If we added website URL, it would be 900 megs, location 1.2 gigs, and about me goes right up to 9 gigs. So the next time someone tells you that it doesn’t matter if they choose oversized columns for strings to avoid truncation errors, you can now punch them until they stop moving, which is usually a pretty sound approach to that comment.
Unless you just want to teach them this, that’s also okay too. Depends, right? On what, I don’t know.
So, that sucks. And I would not want to see you running into this because, I mean, I have 64-ish gigs of memory in my laptop. I have 50-ish assigned to the SQL Server instance.
So, asking for a 9.7 gig memory grant takes a lot of memory away from the buffer pool. If you needed to run multiple copies of this query, you might end up having a hard time doing that because there’s only so much memory that SQL Server is willing to give out as query memory grant memory at once.
So that’s probably not awesome. Alright? It’s not great.
And if we, I mean, 9.7 gigs is as high as I can get a memory grant for here. There’s a cap on that as well. So, like, if I selected more rows, it wouldn’t go up. But if I had more memory, then it certainly could.
And if I had, if I selected fewer rows, then it could probably get it to go down a little bit. But where’s the fun in that? We’re only selecting a thousand rows and we got a 10 gig memory grant. Now, this goes back to, I can’t remember if I, if I, if I mentioned this earlier.
This goes back to what needs to get sorted. So, it’s not just reputation that we need to sort. Even though that’s the only column we’re saying order by, that is not the only column that we are ordering.
We need to sort ID, display name, website URL, location, and about me by reputation. So, all of those columns need to get written down in memory too. So, think of it like an Excel spreadsheet.
I mean, I know it’s not. But just mentally, this is a good way for people to understand what’s going on. Think of it like an Excel spreadsheet, where when you push that little button in the top left-hand corner, and it highlights everything, and then you choose a column to sort by, and the entire spreadsheet flips to how that column is sorted.
That’s very much like what happens here, where we need to flip all those columns into the order that we’re asking reputation to be in. No bueno. Now, you’re starting to, you’re starting to think about that, that informational versus relational column stuff.
And you’re starting to think, boy, that, that Erik Darling might be right about a thing or two. I can sense it. I can feel it. I can feel it. Another thing that I want to clear up is that memory grants are not the grant times degree of parallelism.
I’m going to run this query at max.8, and we’re going to see that the memory grant goes up a little bit beyond 166. It’s going to go up to about 180 megs. But it’s not going to go up to 166 megs times eight.
In a parallel plan, each thread is considered its own execution context, meaning that each thread, or rather, the memory grant that SQL Server comes up with will be split evenly amongst each thread. There is a little bit of memory overhead for parallelism, the CX packet exchange buffery doodads.
There’s a little bit of exchange overhead in this plan for the hash join. But there is not 166 megs times eight. There’s not like a 1.2 gig memory grant for this query because it’s parallel.

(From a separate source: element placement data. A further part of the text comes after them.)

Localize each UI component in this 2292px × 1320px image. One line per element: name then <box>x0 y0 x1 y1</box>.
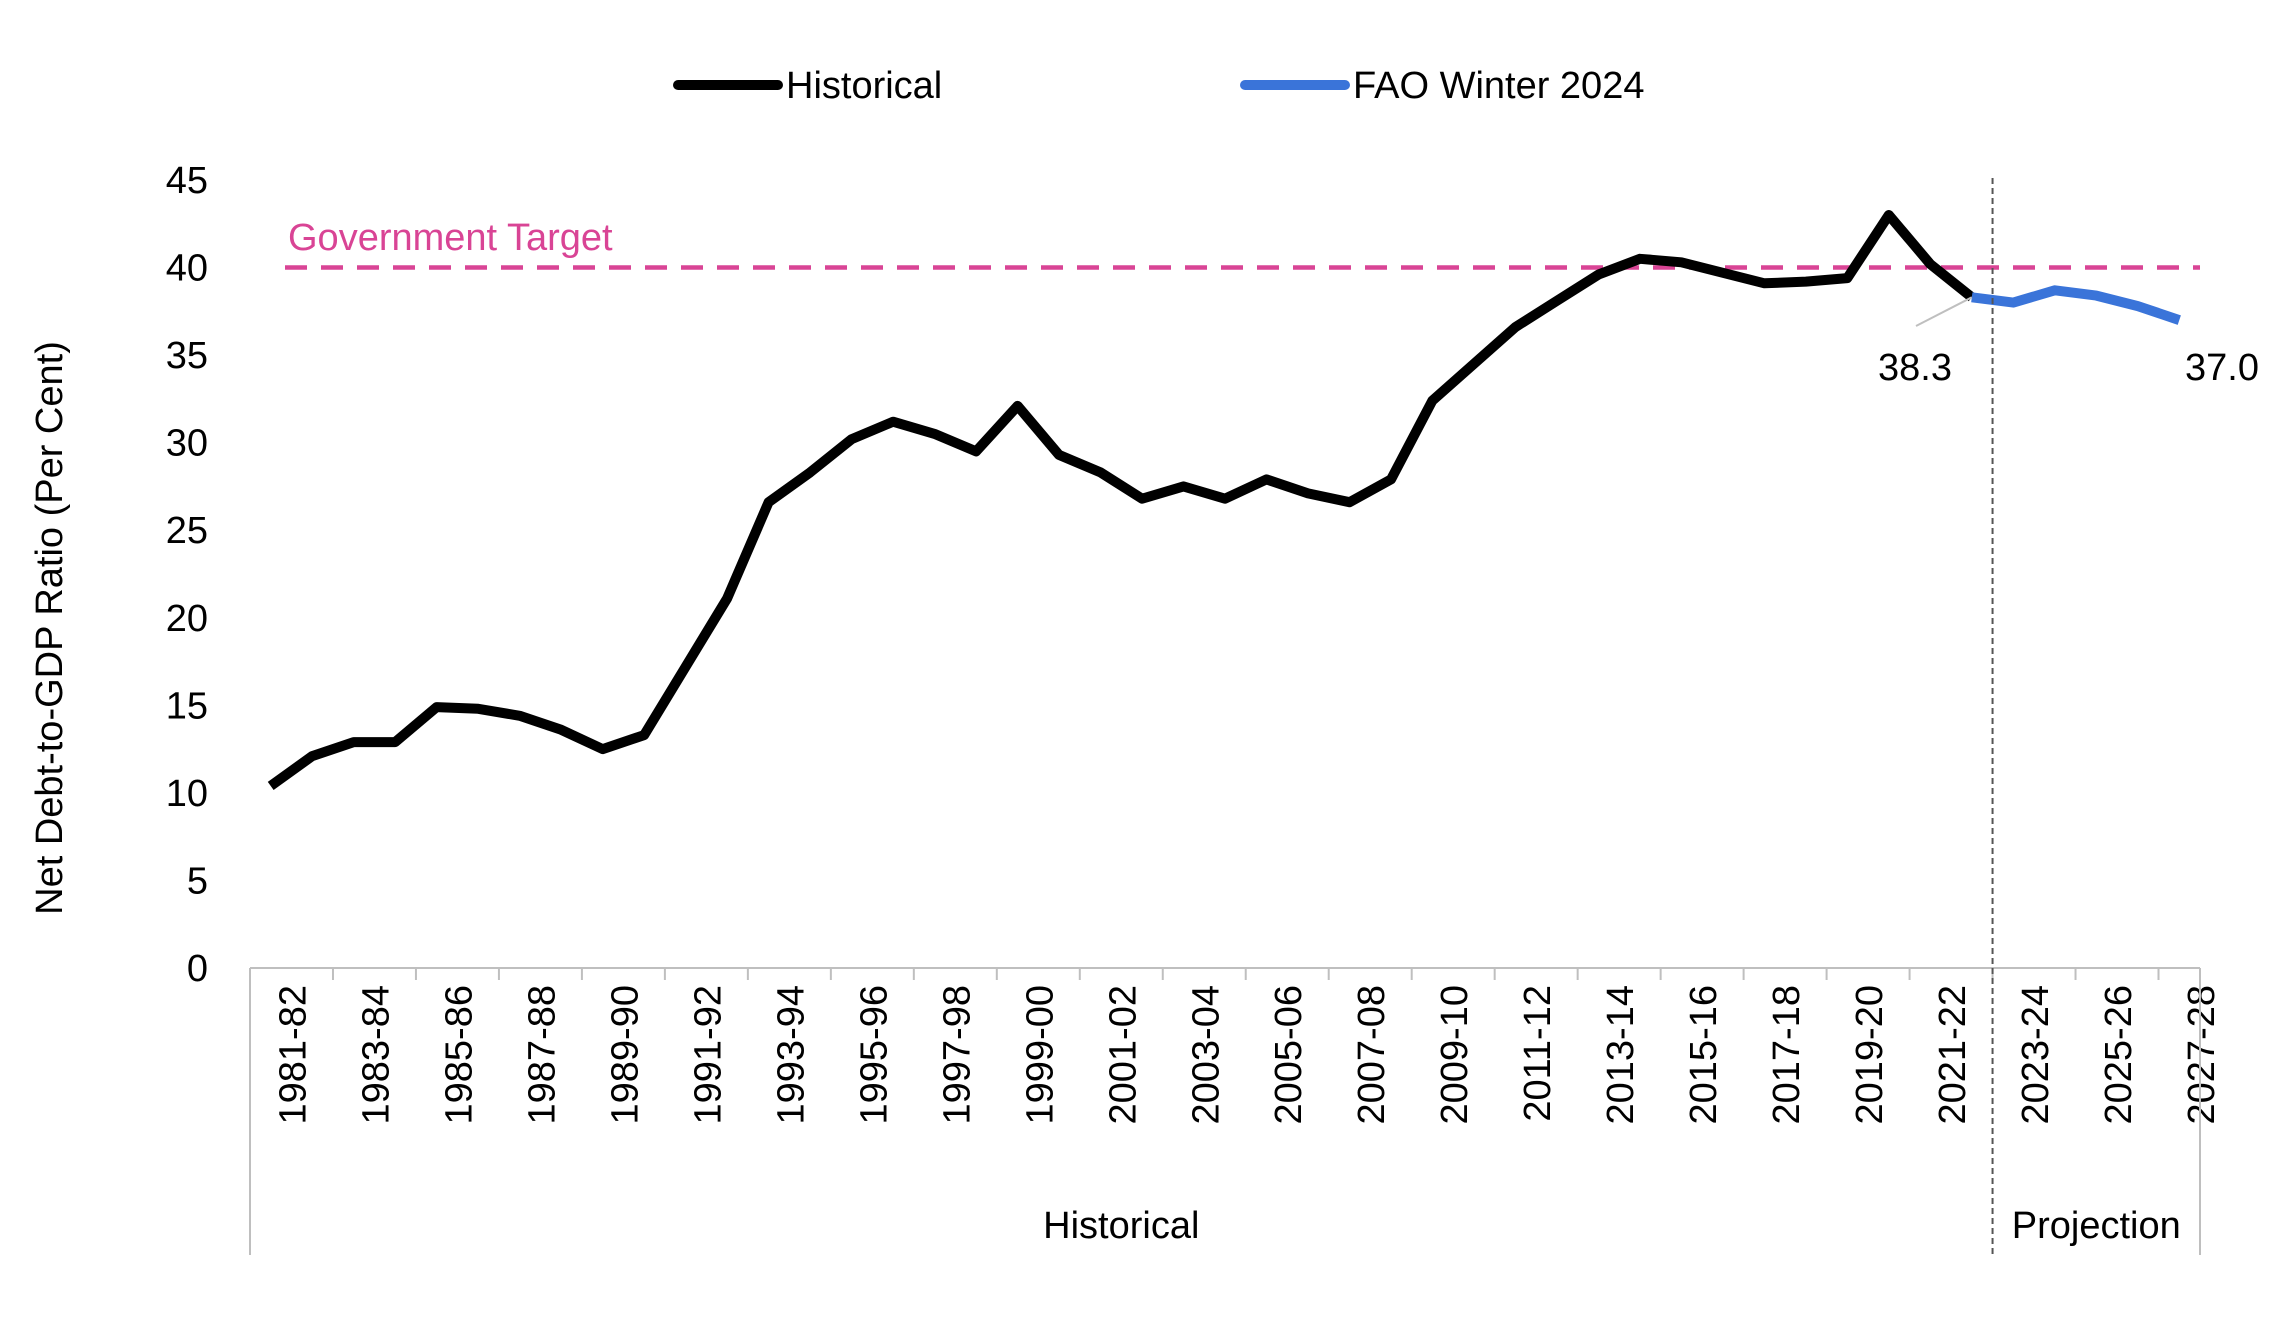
legend: Historical FAO Winter 2024 <box>673 65 1644 107</box>
x-tick-label: 2013-14 <box>1600 985 1642 1124</box>
x-tick-label: 1983-84 <box>355 985 397 1124</box>
x-axis: 1981-82 1983-84 1985-86 1987-88 1989-90 1991-… <box>249 967 2223 1124</box>
y-tick-label: 15 <box>166 685 208 727</box>
x-tick-label: 1981-82 <box>272 985 314 1124</box>
x-tick-label: 2005-06 <box>1268 985 1310 1124</box>
y-tick-label: 5 <box>187 860 208 902</box>
y-tick-label: 20 <box>166 598 208 640</box>
x-tick-label: 2017-18 <box>1766 985 1808 1124</box>
y-tick-label: 30 <box>166 423 208 465</box>
y-axis: 0 5 10 15 20 25 30 35 40 45 <box>166 160 208 990</box>
x-tick-label: 2027-28 <box>2181 985 2223 1124</box>
x-tick-label: 1991-92 <box>687 985 729 1124</box>
x-tick-label: 1987-88 <box>521 985 563 1124</box>
group-label-0: Historical <box>1043 1205 1199 1247</box>
series-line-0 <box>267 210 1975 790</box>
x-tick-label: 2003-04 <box>1185 985 1227 1124</box>
x-tick-label: 1995-96 <box>853 985 895 1124</box>
x-tick-label: 2021-22 <box>1932 985 1974 1124</box>
x-tick-label: 2025-26 <box>2098 985 2140 1124</box>
x-tick-label: 1999-00 <box>1019 985 1061 1124</box>
x-tick-label: 2015-16 <box>1683 985 1725 1124</box>
x-tick-label: 1997-98 <box>936 985 978 1124</box>
x-tick-label: 2001-02 <box>1102 985 1144 1124</box>
series-line-1 <box>1971 285 2181 325</box>
government-target-label: Government Target <box>288 217 613 259</box>
annotation-leader <box>1915 296 1973 327</box>
x-tick-label: 1993-94 <box>770 985 812 1124</box>
x-axis-groups: Historical Projection <box>249 178 2201 1255</box>
x-tick-label: 2011-12 <box>1517 985 1559 1122</box>
legend-label-0: Historical <box>786 65 942 107</box>
x-tick-label: 1989-90 <box>604 985 646 1124</box>
legend-label-1: FAO Winter 2024 <box>1353 65 1644 107</box>
government-target: Government Target <box>285 217 2200 270</box>
y-tick-label: 10 <box>166 773 208 815</box>
x-tick-label: 2023-24 <box>2015 985 2057 1124</box>
x-tick-label: 2019-20 <box>1849 985 1891 1124</box>
y-axis-label: Net Debt-to-GDP Ratio (Per Cent) <box>29 341 71 915</box>
annotation-label: 38.3 <box>1878 347 1952 389</box>
y-tick-label: 40 <box>166 248 208 290</box>
group-label-1: Projection <box>2012 1205 2181 1247</box>
series-lines <box>267 210 2181 790</box>
x-tick-label: 2009-10 <box>1434 985 1476 1124</box>
y-tick-label: 25 <box>166 510 208 552</box>
x-tick-label: 2007-08 <box>1351 985 1393 1124</box>
data-annotations: 38.3 37.0 <box>1878 296 2259 389</box>
x-tick-label: 1985-86 <box>438 985 480 1124</box>
y-tick-label: 45 <box>166 160 208 202</box>
annotation-label: 37.0 <box>2185 347 2259 389</box>
y-tick-label: 0 <box>187 948 208 990</box>
y-tick-label: 35 <box>166 335 208 377</box>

Well, the memory grant gets split up amongst threads. So there is that saving grace, sort of. Anyway, I believe that’s it.
Yes. Cool. All right. So sorts. Be careful with them. Be careful with which columns you’re asking to be ordered by. If possible, split your queries up into the informational versus relational column thing that I showed you before.
There’s probably some other stuff, but, you know, I think you’re smart and that you’ve probably, you probably can just hit rewind if you’re really interested. Right?
Yeah. I think, I think you’re cool. I think you’re good. But remember also that you can fix a lot of sorts by adding indexes and we’ll probably cover that in a different video coming up later. A little bit later.
Not a lot later. A little bit later. All right. See you later.